Meg received the news mutely, and went upstairs to begin her packing as directed.

She mechanically folded and put her belongings into her trunk. When she took out the presents Mr. Standish had given her, and that bore the marks of much handling, a movement of enraged despair seized her, and she trembled. "He'll never care to see me again, and how could I see him?" she muttered.

The girls were out in the playground as she finished her task. "I'll be glad to get away!" she said, as she sat on her box a moment and looked round her. But even as she said this her mind called up before her the departure. "Where am I going to?" she muttered. With compressed lips she whispered to herself as she rose, "No matter! no matter!"
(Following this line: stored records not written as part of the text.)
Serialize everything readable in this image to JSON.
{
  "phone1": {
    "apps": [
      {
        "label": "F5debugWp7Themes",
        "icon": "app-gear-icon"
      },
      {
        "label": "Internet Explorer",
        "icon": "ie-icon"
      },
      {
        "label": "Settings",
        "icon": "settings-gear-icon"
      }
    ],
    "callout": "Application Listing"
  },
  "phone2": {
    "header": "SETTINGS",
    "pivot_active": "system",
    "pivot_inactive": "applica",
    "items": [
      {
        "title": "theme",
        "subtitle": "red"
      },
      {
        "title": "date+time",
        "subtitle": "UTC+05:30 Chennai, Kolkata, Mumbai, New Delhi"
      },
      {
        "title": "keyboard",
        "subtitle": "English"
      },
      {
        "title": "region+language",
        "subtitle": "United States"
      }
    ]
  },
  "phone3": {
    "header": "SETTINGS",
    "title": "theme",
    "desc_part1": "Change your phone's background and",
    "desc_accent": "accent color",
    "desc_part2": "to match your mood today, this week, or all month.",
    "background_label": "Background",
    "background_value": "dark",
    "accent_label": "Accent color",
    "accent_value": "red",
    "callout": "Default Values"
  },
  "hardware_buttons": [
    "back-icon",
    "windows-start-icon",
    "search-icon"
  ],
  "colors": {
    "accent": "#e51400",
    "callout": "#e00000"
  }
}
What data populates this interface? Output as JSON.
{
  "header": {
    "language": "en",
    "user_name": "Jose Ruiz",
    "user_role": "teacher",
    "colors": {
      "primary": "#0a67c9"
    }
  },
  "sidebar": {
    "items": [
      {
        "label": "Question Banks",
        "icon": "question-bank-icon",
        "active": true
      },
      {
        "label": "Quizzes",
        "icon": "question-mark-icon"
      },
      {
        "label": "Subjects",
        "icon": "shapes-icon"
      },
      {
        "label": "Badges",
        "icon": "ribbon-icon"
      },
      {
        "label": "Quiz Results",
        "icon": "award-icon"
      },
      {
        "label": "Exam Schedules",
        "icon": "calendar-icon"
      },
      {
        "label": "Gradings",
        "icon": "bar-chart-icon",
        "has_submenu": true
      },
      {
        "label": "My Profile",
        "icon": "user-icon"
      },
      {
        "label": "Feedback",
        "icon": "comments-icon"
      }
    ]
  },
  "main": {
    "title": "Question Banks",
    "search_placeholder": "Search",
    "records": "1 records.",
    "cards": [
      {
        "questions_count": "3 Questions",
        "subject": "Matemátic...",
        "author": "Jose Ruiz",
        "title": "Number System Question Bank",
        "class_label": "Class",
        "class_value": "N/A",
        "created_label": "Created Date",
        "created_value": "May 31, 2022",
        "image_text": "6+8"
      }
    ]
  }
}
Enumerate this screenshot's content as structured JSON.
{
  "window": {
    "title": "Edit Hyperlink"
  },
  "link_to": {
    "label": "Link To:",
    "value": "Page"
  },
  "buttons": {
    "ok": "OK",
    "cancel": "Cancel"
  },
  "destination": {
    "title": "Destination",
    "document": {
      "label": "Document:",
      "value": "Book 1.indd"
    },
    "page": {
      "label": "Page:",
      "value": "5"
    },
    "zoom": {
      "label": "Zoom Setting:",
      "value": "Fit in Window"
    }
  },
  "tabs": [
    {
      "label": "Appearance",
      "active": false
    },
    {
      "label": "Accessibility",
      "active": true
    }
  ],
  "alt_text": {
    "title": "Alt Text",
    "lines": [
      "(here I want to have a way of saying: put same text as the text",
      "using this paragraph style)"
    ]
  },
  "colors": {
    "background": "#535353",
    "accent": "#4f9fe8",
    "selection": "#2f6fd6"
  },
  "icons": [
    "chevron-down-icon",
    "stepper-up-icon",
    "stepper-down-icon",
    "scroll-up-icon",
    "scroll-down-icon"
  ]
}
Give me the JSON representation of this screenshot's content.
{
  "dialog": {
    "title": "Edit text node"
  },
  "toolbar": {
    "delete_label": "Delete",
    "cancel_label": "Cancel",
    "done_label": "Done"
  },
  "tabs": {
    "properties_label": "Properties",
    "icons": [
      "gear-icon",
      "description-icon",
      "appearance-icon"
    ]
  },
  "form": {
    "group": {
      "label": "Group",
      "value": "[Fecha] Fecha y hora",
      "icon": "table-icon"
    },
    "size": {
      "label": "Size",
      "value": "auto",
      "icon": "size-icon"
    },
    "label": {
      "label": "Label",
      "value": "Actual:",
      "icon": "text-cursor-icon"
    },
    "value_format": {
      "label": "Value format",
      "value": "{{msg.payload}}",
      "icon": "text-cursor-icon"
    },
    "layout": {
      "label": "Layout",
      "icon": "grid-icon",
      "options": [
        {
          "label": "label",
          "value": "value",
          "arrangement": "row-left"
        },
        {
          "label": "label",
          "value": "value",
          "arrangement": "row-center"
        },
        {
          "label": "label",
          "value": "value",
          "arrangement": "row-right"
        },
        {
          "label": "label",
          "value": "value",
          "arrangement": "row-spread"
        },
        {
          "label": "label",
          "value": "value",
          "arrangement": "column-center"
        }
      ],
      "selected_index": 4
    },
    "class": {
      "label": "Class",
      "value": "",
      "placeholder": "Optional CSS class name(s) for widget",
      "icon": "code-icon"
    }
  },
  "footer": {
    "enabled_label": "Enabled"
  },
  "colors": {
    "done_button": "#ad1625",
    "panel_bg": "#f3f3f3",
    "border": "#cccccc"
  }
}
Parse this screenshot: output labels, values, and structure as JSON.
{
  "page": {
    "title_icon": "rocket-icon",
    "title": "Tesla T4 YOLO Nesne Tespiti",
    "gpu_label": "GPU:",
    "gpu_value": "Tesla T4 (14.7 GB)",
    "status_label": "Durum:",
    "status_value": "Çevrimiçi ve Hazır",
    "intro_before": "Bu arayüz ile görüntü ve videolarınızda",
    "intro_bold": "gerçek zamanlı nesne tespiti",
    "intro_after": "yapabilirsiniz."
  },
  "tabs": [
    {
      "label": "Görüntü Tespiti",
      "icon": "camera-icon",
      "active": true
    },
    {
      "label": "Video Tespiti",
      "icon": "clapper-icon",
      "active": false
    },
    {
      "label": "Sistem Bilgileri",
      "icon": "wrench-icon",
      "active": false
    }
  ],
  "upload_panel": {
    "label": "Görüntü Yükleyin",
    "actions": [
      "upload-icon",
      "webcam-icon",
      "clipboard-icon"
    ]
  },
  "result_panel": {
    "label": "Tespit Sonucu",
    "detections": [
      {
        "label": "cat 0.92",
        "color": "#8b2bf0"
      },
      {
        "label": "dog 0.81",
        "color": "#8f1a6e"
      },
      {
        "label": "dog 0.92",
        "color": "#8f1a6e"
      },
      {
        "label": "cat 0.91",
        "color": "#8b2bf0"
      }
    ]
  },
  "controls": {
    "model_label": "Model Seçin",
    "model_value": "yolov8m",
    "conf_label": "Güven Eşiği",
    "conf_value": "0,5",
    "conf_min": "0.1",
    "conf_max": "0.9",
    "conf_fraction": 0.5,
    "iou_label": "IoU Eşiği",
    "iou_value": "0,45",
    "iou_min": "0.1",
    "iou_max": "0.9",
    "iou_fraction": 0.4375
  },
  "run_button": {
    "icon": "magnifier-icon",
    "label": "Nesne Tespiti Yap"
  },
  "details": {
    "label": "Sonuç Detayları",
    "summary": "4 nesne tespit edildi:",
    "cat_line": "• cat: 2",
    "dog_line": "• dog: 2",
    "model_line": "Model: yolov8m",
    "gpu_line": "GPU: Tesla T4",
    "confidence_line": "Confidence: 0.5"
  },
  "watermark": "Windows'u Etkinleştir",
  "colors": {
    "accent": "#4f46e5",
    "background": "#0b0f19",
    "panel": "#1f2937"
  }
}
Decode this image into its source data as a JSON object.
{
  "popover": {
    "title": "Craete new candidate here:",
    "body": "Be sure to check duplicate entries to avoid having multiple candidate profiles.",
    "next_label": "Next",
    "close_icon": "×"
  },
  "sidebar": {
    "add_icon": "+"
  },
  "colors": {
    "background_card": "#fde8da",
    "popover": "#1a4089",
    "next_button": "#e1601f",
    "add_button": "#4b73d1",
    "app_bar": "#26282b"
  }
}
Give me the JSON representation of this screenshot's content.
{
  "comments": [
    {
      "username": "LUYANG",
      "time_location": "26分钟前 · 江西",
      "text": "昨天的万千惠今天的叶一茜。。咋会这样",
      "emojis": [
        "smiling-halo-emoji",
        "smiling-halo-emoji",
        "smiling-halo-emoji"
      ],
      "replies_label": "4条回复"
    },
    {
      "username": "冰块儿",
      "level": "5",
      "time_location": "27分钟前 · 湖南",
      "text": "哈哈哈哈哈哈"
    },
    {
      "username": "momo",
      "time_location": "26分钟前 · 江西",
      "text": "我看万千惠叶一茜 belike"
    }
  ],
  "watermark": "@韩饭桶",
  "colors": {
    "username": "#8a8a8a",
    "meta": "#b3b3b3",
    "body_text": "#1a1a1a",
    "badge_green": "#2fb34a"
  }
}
It was two o'clock; in less than an hour she knew Mr. Fullbloom would be here. Her trunk, locked and strapped, stood in a corner; her hat and cloak lay upon it ready to be put on at his summons. No one had come near her. All her preparations were made. The old restlessness had returned; and she was walking up and down, thinking, thinking where was she to go to. What would happen to her?

"Meg! Meg!" said a little voice in a whisper. She turned; it was Elsie standing on the threshold of the door. There was a pause, during which Meg eyed the little figure, huddling up into a corner, its hands convulsively working together with a pitiful resemblance to older grief.

"Speak to me, Meg! won't you speak to me? I am so miserable," lisped the child piteously.

"You ought to be," replied Meg.

"If they would only let me go away with you!" moaned the child. "Oh, Meg, if they would only let me go away with you!"

"How could they let you go with me? I am a thief; you are a white, pure, innocent child," Meg said in bitter sarcasm.

"It is I who am wicked, not you. Oh, Meg, I love you so much, I love you so much!" reiterated the child, with that piteous quaver in her voice, stealing into the room, still wringing her little hands.